Đinh Thế Huynh is a member of the 11th and 12th Politburo and the former chairman of the Party's Central Theoretical Council. He also served as head of the Party's Propaganda Department between 2011 and 2016. A former editor-in-chief of state newspaper Nhân Dân, Đinh Thế Huynh became a member of the Communist Party of Vietnam on 8 August 1974. He represented the city of Da Nang in Vietnam's 14th National Assembly.

==Early life==
Đinh Thế Huynh was born on 15 May 1953 in Xuân Trường District in Nam Định Province. He joined the Vietnam People's Army in 1971 and participated in the 1972 battle of Quảng Trị. He joined the Communist Party in 1974. After the war, he was sent by the new communist government to study at Lomonosov Moscow State University and graduated with a degree in journalism.
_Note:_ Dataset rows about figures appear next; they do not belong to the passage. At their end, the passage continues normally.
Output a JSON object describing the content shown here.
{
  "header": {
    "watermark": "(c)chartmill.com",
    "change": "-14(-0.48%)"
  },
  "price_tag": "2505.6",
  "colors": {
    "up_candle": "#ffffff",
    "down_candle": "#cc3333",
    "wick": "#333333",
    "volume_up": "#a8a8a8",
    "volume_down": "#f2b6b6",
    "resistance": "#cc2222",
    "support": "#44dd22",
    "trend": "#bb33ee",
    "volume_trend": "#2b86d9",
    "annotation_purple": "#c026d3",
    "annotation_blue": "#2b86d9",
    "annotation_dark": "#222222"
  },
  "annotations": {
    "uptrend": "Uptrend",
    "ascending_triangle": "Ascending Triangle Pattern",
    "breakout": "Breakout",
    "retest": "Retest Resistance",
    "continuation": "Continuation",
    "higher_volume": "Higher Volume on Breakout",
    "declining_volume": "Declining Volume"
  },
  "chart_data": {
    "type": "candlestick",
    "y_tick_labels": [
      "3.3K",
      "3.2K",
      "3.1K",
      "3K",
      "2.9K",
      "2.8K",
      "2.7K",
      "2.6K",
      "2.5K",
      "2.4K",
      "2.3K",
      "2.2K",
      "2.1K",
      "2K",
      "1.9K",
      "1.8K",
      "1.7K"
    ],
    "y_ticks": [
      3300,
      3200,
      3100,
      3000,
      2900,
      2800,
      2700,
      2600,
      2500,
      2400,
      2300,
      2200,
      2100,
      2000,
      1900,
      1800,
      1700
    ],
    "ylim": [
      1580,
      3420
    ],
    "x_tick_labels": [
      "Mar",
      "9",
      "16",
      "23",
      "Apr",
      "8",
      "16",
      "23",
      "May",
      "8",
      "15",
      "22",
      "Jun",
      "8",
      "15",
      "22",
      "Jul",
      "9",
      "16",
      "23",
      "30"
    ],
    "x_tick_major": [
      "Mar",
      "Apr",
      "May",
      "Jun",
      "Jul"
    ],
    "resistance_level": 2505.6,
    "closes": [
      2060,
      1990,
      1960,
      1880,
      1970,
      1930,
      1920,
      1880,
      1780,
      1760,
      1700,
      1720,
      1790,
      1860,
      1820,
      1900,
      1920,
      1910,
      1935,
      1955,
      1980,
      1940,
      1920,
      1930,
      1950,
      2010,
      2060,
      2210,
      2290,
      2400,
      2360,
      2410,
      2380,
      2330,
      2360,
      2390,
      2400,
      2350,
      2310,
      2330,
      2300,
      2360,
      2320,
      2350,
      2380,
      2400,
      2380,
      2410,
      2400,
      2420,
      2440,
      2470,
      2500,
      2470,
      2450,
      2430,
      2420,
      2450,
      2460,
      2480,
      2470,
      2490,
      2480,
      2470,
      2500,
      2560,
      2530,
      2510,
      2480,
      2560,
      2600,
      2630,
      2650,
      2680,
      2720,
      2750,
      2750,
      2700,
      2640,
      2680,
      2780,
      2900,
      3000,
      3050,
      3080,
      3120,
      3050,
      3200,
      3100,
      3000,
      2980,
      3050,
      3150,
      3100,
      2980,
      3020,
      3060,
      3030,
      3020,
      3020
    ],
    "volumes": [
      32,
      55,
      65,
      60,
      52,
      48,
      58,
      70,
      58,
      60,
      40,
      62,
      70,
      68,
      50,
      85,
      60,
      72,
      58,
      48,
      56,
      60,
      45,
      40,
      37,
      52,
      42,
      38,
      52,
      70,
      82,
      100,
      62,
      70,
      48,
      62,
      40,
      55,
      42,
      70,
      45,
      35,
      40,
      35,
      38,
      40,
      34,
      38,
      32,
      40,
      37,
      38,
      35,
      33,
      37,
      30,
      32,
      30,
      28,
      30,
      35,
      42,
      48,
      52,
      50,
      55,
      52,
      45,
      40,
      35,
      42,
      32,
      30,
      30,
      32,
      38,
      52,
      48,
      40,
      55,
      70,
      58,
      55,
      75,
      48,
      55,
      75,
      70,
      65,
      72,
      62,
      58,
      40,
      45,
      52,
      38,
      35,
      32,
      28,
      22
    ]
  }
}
In 1988, Đinh Thế Huynh assumed the position of Vice editor of Nhân Dân, the official newspaper of the Communist Party of Vietnam. In 2001, he was appointed editor-in-chief of the paper and became a member of the Central Committee of the Communist Party. In 2011, he became member of the Politburo and Head of the Propaganda Department.